Deswegen wird man in solchen Fällen die Fläche jedes einzelnen Segels verkleinern, also reffen.
Auf den CLIPPER-Schiffen können nur die Gaffelsegel gerefft werden.
Die Segel haben dazu in etwa 2m und 4m Höhe Reffbändsel : im Segel stecken viele kurze Leinen,
in einer Reihe, mit denen der darunter befindliche Teil des Segels zusammengebunden werden kann.

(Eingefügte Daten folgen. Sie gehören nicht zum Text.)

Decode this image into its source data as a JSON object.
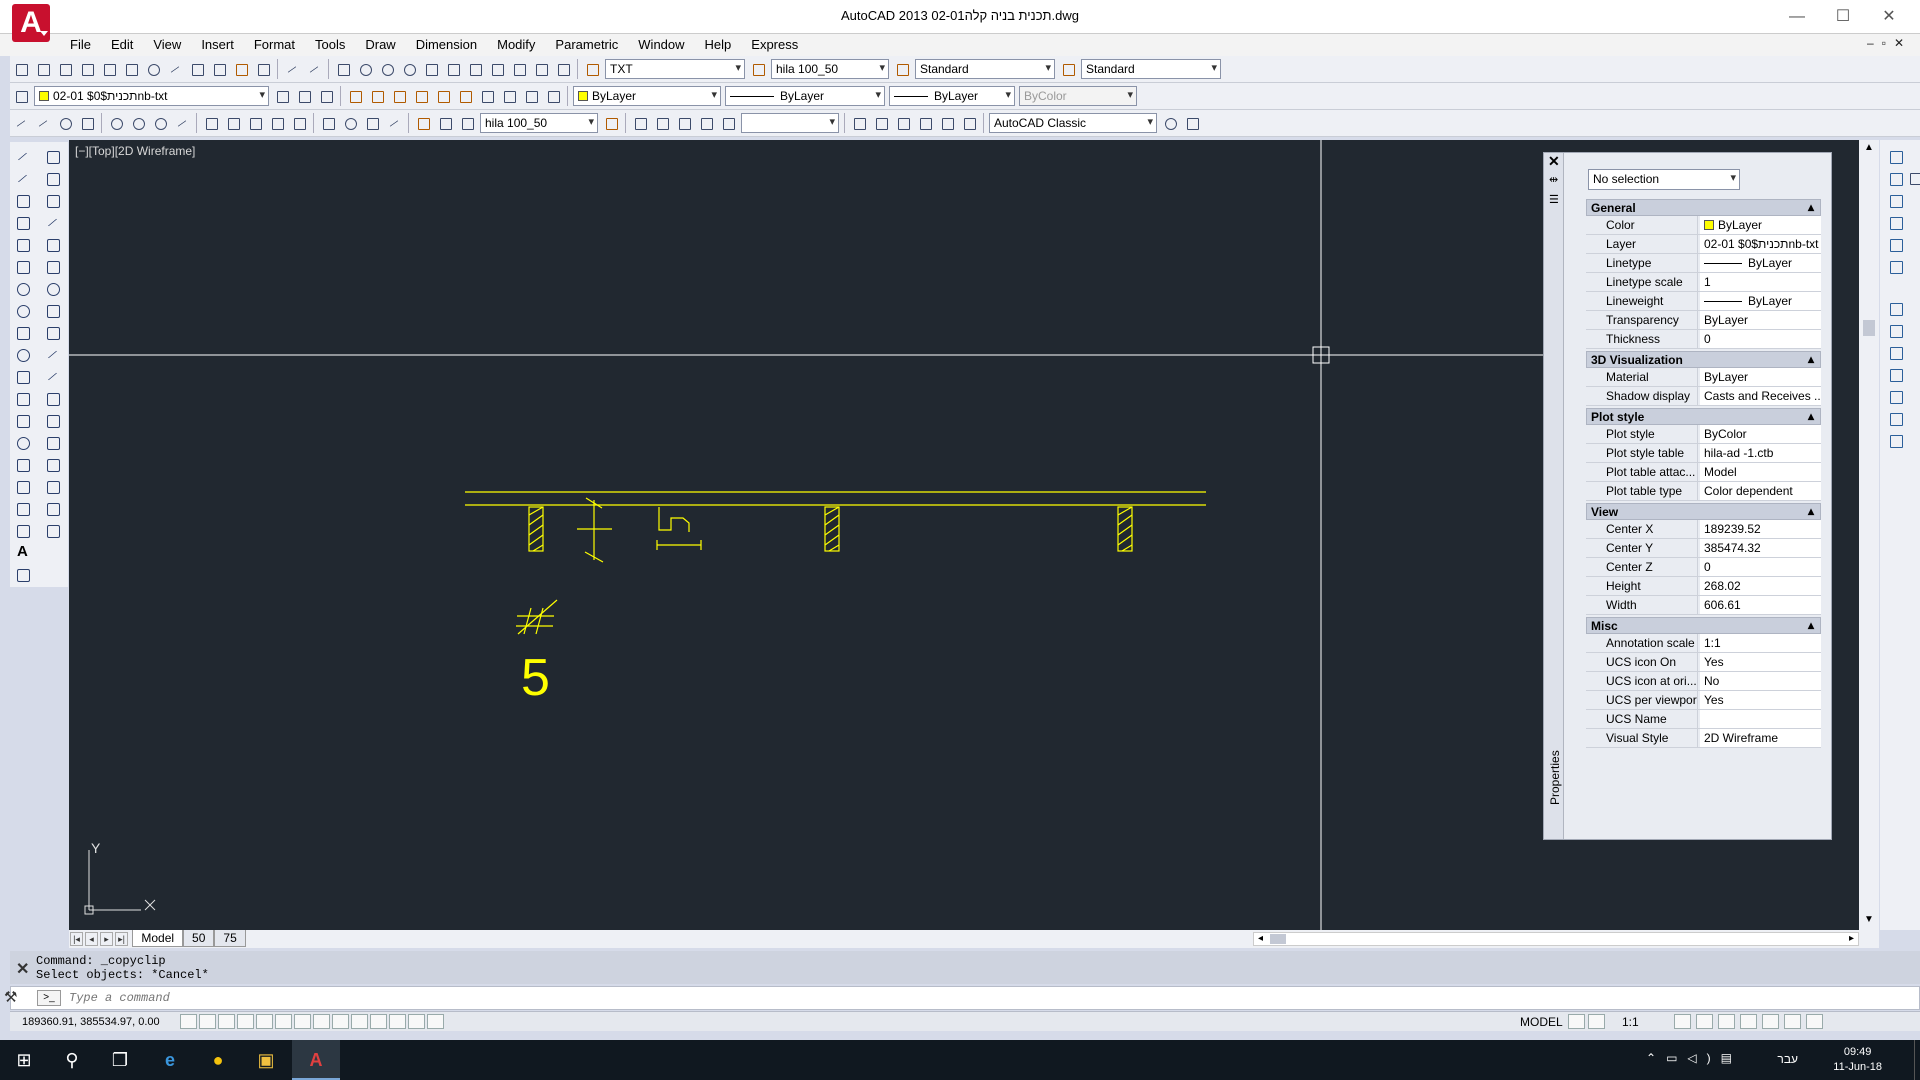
{
  "app": {
    "title": "AutoCAD 2013    02-01תכנית בניה קלה.dwg",
    "logo_letter": "A"
  },
  "menu": [
    "File",
    "Edit",
    "View",
    "Insert",
    "Format",
    "Tools",
    "Draw",
    "Dimension",
    "Modify",
    "Parametric",
    "Window",
    "Help",
    "Express"
  ],
  "toolbars": {
    "text_style": "TXT",
    "dim_style": "hila 100_50",
    "table_style": "Standard",
    "mleader_style": "Standard",
    "layer": "02-01 $0$תכניתnb-txt",
    "color": "ByLayer",
    "linetype": "ByLayer",
    "lineweight": "ByLayer",
    "plotstyle": "ByColor",
    "dim_style2": "hila 100_50",
    "workspace": "AutoCAD Classic",
    "blank_dd": ""
  },
  "viewport": {
    "label": "[−][Top][2D Wireframe]",
    "digit": "5",
    "ucs_x": "X",
    "ucs_y": "Y"
  },
  "layout_tabs": [
    "Model",
    "50",
    "75"
  ],
  "command": {
    "history1": "Command: _copyclip",
    "history2": "Select objects: *Cancel*",
    "placeholder": "Type a command",
    "close": "✕",
    "wrench": "🔧"
  },
  "status": {
    "coords": "189360.91, 385534.97, 0.00",
    "model": "MODEL",
    "ann_scale": "1:1"
  },
  "properties": {
    "palette_title": "Properties",
    "selection": "No selection",
    "sections": [
      {
        "title": "General",
        "rows": [
          {
            "k": "Color",
            "v": "ByLayer",
            "swatch": true
          },
          {
            "k": "Layer",
            "v": "02-01 $0$תכניתnb-txt"
          },
          {
            "k": "Linetype",
            "v": "ByLayer",
            "line": true
          },
          {
            "k": "Linetype scale",
            "v": "1"
          },
          {
            "k": "Lineweight",
            "v": "ByLayer",
            "line": true
          },
          {
            "k": "Transparency",
            "v": "ByLayer"
          },
          {
            "k": "Thickness",
            "v": "0"
          }
        ]
      },
      {
        "title": "3D Visualization",
        "rows": [
          {
            "k": "Material",
            "v": "ByLayer"
          },
          {
            "k": "Shadow display",
            "v": "Casts and Receives ..."
          }
        ]
      },
      {
        "title": "Plot style",
        "rows": [
          {
            "k": "Plot style",
            "v": "ByColor"
          },
          {
            "k": "Plot style table",
            "v": "hila-ad -1.ctb"
          },
          {
            "k": "Plot table attac...",
            "v": "Model"
          },
          {
            "k": "Plot table type",
            "v": "Color dependent"
          }
        ]
      },
      {
        "title": "View",
        "rows": [
          {
            "k": "Center X",
            "v": "189239.52"
          },
          {
            "k": "Center Y",
            "v": "385474.32"
          },
          {
            "k": "Center Z",
            "v": "0"
          },
          {
            "k": "Height",
            "v": "268.02"
          },
          {
            "k": "Width",
            "v": "606.61"
          }
        ]
      },
      {
        "title": "Misc",
        "rows": [
          {
            "k": "Annotation scale",
            "v": "1:1"
          },
          {
            "k": "UCS icon On",
            "v": "Yes"
          },
          {
            "k": "UCS icon at ori...",
            "v": "No"
          },
          {
            "k": "UCS per viewport",
            "v": "Yes"
          },
          {
            "k": "UCS Name",
            "v": ""
          },
          {
            "k": "Visual Style",
            "v": "2D Wireframe"
          }
        ]
      }
    ]
  },
  "taskbar": {
    "time": "09:49",
    "date": "11-Jun-18",
    "lang": "עבר"
  },
  "colors": {
    "drawing_bg": "#212830",
    "entity": "#ffff00",
    "crosshair": "#ffffff"
  }
}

Am vorderen Ende der Reffbändselreihe ist im Segel ein mit einem Metallring verstärktes Loch: die
Reffkausch. Diese Reffkausch, und damit das Segel, wird heruntergezogen (nachdem Piek und Klau etwas gefiert
wurden), und fest an den Baum gebunden.
Am hinteren Ende der Reffbändselreihe befindet sich ein ähnliches Loch: das Reffauge. Das Segel wird
damit mittels Talje nach hinten unten auf den Baum gezogen. Anschließend wird der Teil des Segels, der
weggenommen werden soll, mit den Reffbändseln zusammengebunden.
Reff im Besansegel
Meistens wird der Besan gerefft sein, auch bei wenig Wind. Das hat folgenden Grund: Wenn alle Segel gesetzt sind,
liegt der Schwerpunkt der Segelfläche bei der Albatros etwas achterlicher als der Flächenschwerpunkt des
Rumpfes.
Für den Winddruck ist der Segelschwerpunkt maßgebend, für das Wasser der Rumpfschwerpunkt. Liegen
beide Punkte nicht übereinander, dann hat das Schiff ständig das Bestreben, sich nach Luv oder Lee zu
drehen, hier also nach Luv, d.h. es ist luvgierig. Das erfordert dann ein entsprechendes Gegenhalten des Ruders und
verursacht eine unnötige Bremswirkung.
Ein Reff im Besansegel verschiebt den Segelschwerpunkt etwas nach vorne, das Schiff ist dann weitgehend neutral.